It’s Only March, So Why All the Off-Weeks?
If you are a NASCAR fan, then you know that last week was an off week for the Cup series. And since there was no racing, there is nothing for me to write about except for the fact that there was no racing.
And it leads me to ask, why?
Why have I seen six races in 2010 and seen not one, but two off-weeks in the young season? Great finish at Atlanta, then an off-week. Two great finishes at Bristol and Martinsville, then an off-week. It’s not a good thing.
In the last month, there have been two Cup races. What is this, the IRL? The truck series? NASCAR’s scheduling killed any buzz it had created with some good racing.
The Carl Edwards-Brad Keselowski flap was dead by the time they pulled into Bristol. Quick, somebody tell me who won at Martinsville?
I know I wrote about this a bit a couple of weeks ago, but here we are in the second off-week, and the problem has only gotten worse for me.
And as you all know, it’s all about what I want.
NASCAR needs to go back to the drawing board when it comes to the Cup schedule. Why do you have two off-weeks in four weeks then only have one over the next 31?
From Phoenix this weekend until Chicago in July, there is no break. Then, from Indianapolis to Homestead in November, there are no off-weeks. That’s a 14-week stretch followed by a 17-week stretch.
While I will enjoy my uninterrupted racing action from here on out, I just think it’s dumb and counterproductive.
I get having Easter Sunday off. That just makes sense, even though some have argued for racing on Easter. But why not run a Friday-Saturday Nationwide-Cup event, much like this weekend at Phoenix or at Darlington, where the goal is to avoid racing on Mother’s Day?
What I don’t get is that off-week four weeks into the season. I get that it’s part of NASCAR’s traditional scheduling, but it’s a holdover from a schedule that had six or seven less races and had a month-long extravaganza at Daytona to kick off the season.
Now the schedule is much more packed with races and less time spent at Daytona in February. There is no need for a March off-week.

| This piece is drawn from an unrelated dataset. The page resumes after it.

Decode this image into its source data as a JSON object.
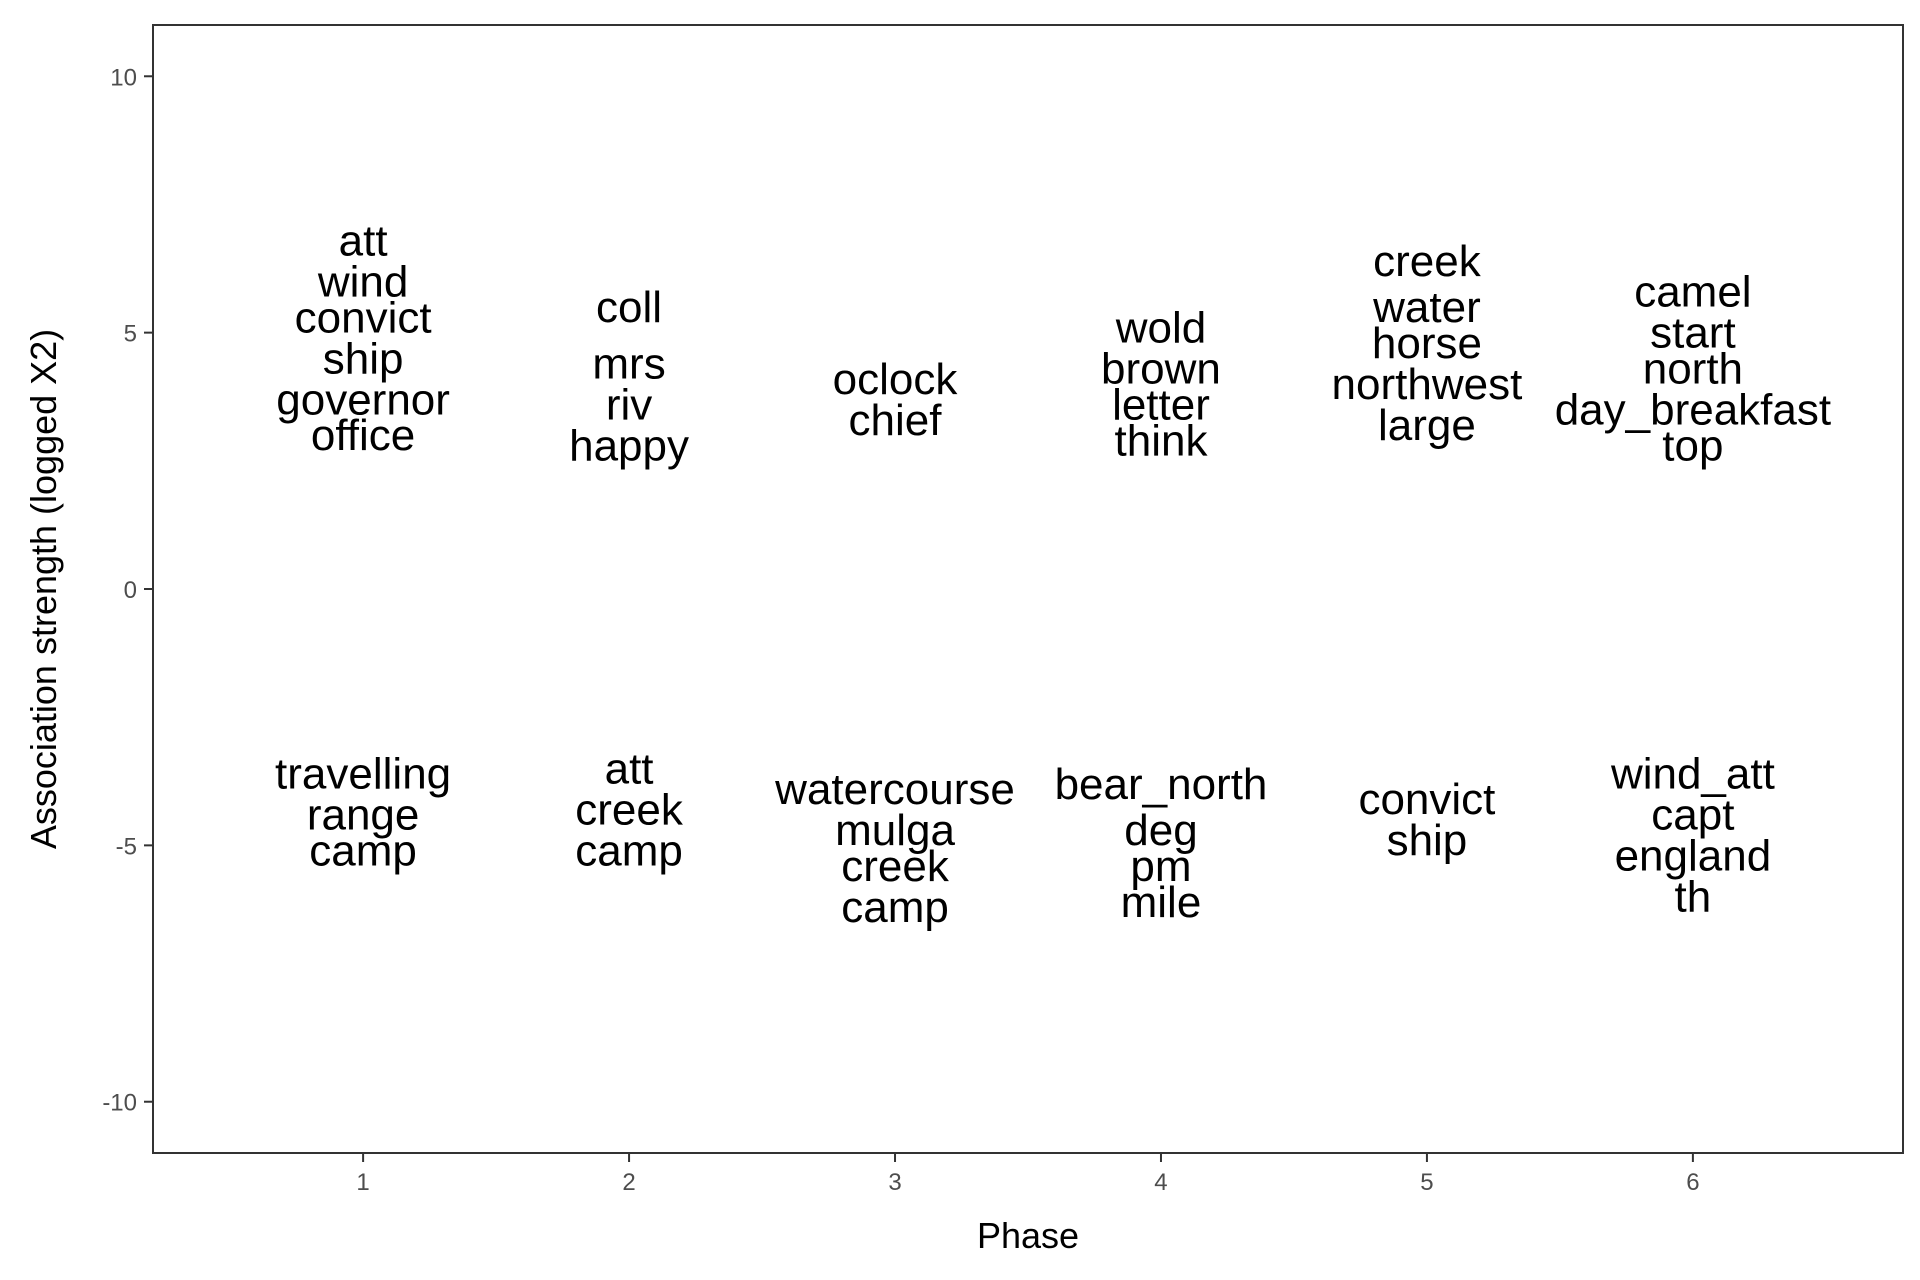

I see the need for some time off for the drivers and teams. A 36-race season is a whole lot of on-the-road grind for everybody involved. But the schedule isn’t going to get any easier, and dumping events is not an option.
Kentucky wants a race. Las Vegas and Kansas City want second races. Rockingham back on the schedule would be nice. Those are more scheduling problems.
Next year, we may not have to have this argument, because there may not be any off-weeks — or not. I don’t think NASCAR will go beyond the current 36-race schedule. But something has to give with this on-again, off-again run to kick off the year.
Simple solution, lose the March off-week. Move it back into the season a little more. Let some of the action build before sending everyone home for a couple of weeks.
Because without the racing action, I sure don’t have much to write about.